Baby, you can drive my CARR….
The luxury fashion label from writer and theatre producer-turned-designer George Carr (http://www.carrnyc.com/blog) not only celebrated its official one year anniversary of existence, the collection just opened at retail this past week. Bloomingdale’s launched the women’s collection for this season last Friday, and Saks Fifth Avenue opened the men’s a week ago Thursday.
FashionWhirled has a soft spot in our hearts for George. He’s a fellow writer, poet and creative soul. And we’re glad to have him in our lives and are delighted to feature him this week in our Friday:5ive.
FashionWhirled: What role does fashion or style play in your everyday life, personally and as a designer? How does your personal style inspire your designs for CARR?
George Carr: As a child, I was very aware of the power of clothes, style, and fashion—as well as the fact that I could express myself with them. My family was very style-conscious—I can still remember my father’s dark suits, white shirts, and classic ties (I also remember my father teaching me how to tie a tie).
I loved my Buster Brown brown-and-white lace shoes so much that my father let me sleep in them!
My personal style (and family) completely influence the designs of CARR. I just saw pictures of me at the Saks Launch of CARR this past Thursday night, and our new silhouette is completely a combination of my parents’ suits mixed with my James Dean/Jett Rink/Giant lean cowboy look, and my brother Zack’s influence of Yves Saint Laurent.
FW: You have a theatre background, yet were inspired by your brother who was a fashion designer to create the CARR line. What was your aha moment that led you to this decision and what was the moment you knew you could make CARR happen in a tangible manner?
GC: I was producing a new play when a friend [Ken Petti] saw all the sketchbooks and said, “George, you have a brand. Call it CARR.” It was that one simple word “CARR” that did it. I knew then that I could take Zack’s fashion and my theater and make it one. I actually approach CARR as a script that I am the director of. The sketches are characters.
FW: Who, other than Zack, is your muse for CARR? Why? How do they inspire you? Do you have a personal muse and if so, who and why and how are they different from your professional muse?
GC: My personal muses are my mother, father, aunt, and uncle. Since I was orphaned and adopted, I had two sets of parents. My mother and father were more sporty—Claire McCardell. My aunt and uncle were more dressy—very Balenciaga for Central Texas.
Professionally, I have been completely enchanted by Zack’s amazing friend, Carolyn Bessette Kennedy. When I was with her, I would tell her, “Carolyn, I can’t let go of you.” She just had something so special, so unique. For men, I am completely inspired by James Dean. He was my hero when I acted. I even wrote a play about him. I have been to his hometown of Fairmount, Indiana where I met his surviving family. His cousin Marcus invited me into the family home. Upon leaving, Marcus allowed me to pay respect to the livestock—James always performed for the livestock as a child, just as I had done as a child with my pets.
FW: If you could have any notable individual — dead or alive — wear CARR, who would it be and why? How would you change their style and why?
GW: I would love to dress Eminem and Lady Gaga. Eminem’s “I’m Not Afraid” video was a big help to me in the early stages of CARR, when I was all alone. My black denim jean jacket is for him.
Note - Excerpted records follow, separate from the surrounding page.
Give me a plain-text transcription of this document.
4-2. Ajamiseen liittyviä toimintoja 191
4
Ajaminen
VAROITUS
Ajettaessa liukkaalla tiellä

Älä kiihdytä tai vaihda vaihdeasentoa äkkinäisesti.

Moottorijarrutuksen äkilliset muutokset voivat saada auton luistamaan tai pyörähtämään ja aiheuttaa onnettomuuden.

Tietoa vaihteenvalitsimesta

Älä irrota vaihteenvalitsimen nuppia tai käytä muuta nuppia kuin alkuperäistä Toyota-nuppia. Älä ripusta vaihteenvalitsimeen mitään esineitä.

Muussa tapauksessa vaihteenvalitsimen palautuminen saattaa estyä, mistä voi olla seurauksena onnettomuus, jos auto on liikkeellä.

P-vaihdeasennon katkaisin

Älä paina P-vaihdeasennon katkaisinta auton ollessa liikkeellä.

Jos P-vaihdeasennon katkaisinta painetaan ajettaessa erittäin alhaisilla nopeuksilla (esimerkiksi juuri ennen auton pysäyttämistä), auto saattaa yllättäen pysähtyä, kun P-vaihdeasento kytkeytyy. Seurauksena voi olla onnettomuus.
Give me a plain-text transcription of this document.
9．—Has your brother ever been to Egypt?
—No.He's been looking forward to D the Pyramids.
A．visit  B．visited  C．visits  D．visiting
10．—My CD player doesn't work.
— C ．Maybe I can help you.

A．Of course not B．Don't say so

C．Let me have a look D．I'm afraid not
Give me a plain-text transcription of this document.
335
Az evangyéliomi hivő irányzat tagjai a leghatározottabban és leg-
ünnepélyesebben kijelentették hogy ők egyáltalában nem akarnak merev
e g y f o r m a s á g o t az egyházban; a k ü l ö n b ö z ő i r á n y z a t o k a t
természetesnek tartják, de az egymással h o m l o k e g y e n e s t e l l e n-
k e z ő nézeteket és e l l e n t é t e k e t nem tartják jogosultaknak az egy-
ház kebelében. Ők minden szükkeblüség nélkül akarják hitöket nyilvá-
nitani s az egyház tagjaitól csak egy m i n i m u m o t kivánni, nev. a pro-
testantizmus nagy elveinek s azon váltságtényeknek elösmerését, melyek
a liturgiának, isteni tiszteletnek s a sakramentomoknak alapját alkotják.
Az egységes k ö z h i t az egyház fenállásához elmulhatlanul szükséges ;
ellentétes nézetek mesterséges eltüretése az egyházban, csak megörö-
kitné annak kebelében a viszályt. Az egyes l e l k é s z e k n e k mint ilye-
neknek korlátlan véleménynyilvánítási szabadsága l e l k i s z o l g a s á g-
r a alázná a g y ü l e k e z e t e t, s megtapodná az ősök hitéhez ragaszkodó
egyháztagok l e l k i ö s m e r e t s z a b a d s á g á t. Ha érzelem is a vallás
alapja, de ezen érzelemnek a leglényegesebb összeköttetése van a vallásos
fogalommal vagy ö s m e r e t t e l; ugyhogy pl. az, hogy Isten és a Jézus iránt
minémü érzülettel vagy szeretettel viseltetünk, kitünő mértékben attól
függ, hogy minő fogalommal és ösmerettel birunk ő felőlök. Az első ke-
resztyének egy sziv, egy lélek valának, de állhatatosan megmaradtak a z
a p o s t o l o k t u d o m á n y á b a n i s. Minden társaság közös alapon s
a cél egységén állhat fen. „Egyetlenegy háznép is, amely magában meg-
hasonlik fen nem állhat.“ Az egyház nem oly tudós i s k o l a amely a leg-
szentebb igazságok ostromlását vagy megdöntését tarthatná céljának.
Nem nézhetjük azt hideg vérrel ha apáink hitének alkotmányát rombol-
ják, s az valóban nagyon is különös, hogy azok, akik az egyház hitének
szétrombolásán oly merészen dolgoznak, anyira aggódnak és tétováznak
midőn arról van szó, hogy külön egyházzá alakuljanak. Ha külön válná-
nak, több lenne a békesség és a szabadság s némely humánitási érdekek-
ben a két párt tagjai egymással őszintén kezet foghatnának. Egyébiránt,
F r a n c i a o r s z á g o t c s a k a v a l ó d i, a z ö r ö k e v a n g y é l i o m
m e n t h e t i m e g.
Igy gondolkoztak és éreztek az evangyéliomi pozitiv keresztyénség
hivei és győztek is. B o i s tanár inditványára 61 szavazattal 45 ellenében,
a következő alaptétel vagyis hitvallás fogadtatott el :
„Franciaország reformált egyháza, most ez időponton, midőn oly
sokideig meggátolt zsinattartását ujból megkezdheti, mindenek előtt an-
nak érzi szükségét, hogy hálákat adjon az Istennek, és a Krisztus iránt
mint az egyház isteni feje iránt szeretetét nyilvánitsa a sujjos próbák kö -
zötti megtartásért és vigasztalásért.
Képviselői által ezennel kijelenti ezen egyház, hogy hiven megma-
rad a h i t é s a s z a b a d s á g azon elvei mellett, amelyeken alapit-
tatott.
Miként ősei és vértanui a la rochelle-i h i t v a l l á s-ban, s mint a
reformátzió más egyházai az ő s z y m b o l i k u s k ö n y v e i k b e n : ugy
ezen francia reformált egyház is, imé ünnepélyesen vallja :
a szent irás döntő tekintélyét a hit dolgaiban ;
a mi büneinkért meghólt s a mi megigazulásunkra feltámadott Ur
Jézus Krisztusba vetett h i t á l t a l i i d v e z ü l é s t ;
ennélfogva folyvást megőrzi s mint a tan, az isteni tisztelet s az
When Anderson Cooper interviewed Lady Gaga on 60 Minutes several months ago, she talked about this inner space that no one gets to. I have that space also. I would love to strip all the costume stuff off her and dress that inner space.
FW: You have a poetic, dramatic soul. What words of wisdom or inspiration, or daily affirmation do you live by, or at least strive to live by? And what legacy, fashion or otherwise, do you hope to leave to the future and why?
GC: My middle brother Peter (who also died prematurely of cancer) taught his children that they had a right to quit any project—just not today. I keep going onward.
[On legacy:] That it is all about belief—a belief in yourself and something out of yourself.